Ralph Vaughan Williams was an English composer. His works include operas, ballets, chamber music, secular and religious vocal pieces and orchestral compositions including nine symphonies, written over sixty years. Strongly influenced by Tudor music and English folk-song, his output marked a decisive break in British music from its German-dominated style of the 19th century. Vaughan Williams was born to a well-to-do family with strong moral views and a progressive social outlook. Throughout his life he sought to be of service to his fellow citizens, and believed in making music as available as possible to everybody. He wrote many works for amateur and student performance. He was musically a late developer, not finding his true voice until his late thirties; his studies in 1907–1908 with the French composer Maurice Ravel helped him clarify the textures of his music and free it from Teutonic influences.

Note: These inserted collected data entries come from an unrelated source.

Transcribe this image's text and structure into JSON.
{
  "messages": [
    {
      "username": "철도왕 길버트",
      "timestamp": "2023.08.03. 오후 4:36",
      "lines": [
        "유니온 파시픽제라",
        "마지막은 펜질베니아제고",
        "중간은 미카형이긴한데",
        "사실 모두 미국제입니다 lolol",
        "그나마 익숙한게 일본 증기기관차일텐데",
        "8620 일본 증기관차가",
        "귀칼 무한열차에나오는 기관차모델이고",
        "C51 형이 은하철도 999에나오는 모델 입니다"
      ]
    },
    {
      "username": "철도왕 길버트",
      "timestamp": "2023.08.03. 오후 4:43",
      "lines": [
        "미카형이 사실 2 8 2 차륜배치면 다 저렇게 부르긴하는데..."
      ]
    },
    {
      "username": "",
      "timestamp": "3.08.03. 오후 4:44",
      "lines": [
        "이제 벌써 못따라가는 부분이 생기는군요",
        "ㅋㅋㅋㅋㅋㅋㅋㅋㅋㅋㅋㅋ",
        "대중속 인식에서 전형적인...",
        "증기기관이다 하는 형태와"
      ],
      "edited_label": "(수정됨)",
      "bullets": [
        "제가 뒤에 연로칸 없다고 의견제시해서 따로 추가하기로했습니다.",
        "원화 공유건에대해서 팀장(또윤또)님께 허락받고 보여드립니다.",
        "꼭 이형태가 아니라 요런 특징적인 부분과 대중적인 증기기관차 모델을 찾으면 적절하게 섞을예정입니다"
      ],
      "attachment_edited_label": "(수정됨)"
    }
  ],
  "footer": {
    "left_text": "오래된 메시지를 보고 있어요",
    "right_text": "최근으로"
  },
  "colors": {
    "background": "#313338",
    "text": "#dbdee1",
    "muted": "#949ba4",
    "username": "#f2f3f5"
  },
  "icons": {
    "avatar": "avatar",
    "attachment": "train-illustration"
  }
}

About Ralph Vaughan Williams
Musician who drew inspiration from history, art, the landscape, folklore, and literature. He edited the English Hymnal.
He began playing the piano, but his aptitude for the instrument was considered dreadful. He found his niche when he discovered the violin.
His first great public successes came with “Fantasia on a Theme by Thomas Tallis,” “A Sea Symphony,” and “A London Symphony” from 1914.
He married Adeline Fisher on October 9, 1897, and Ursula Wood on February 7, 1953. He was one of Charles Darwin‘s great-nephews.
He and Leopold Stokowski both studied under the same organ teacher at the Royal College of Music.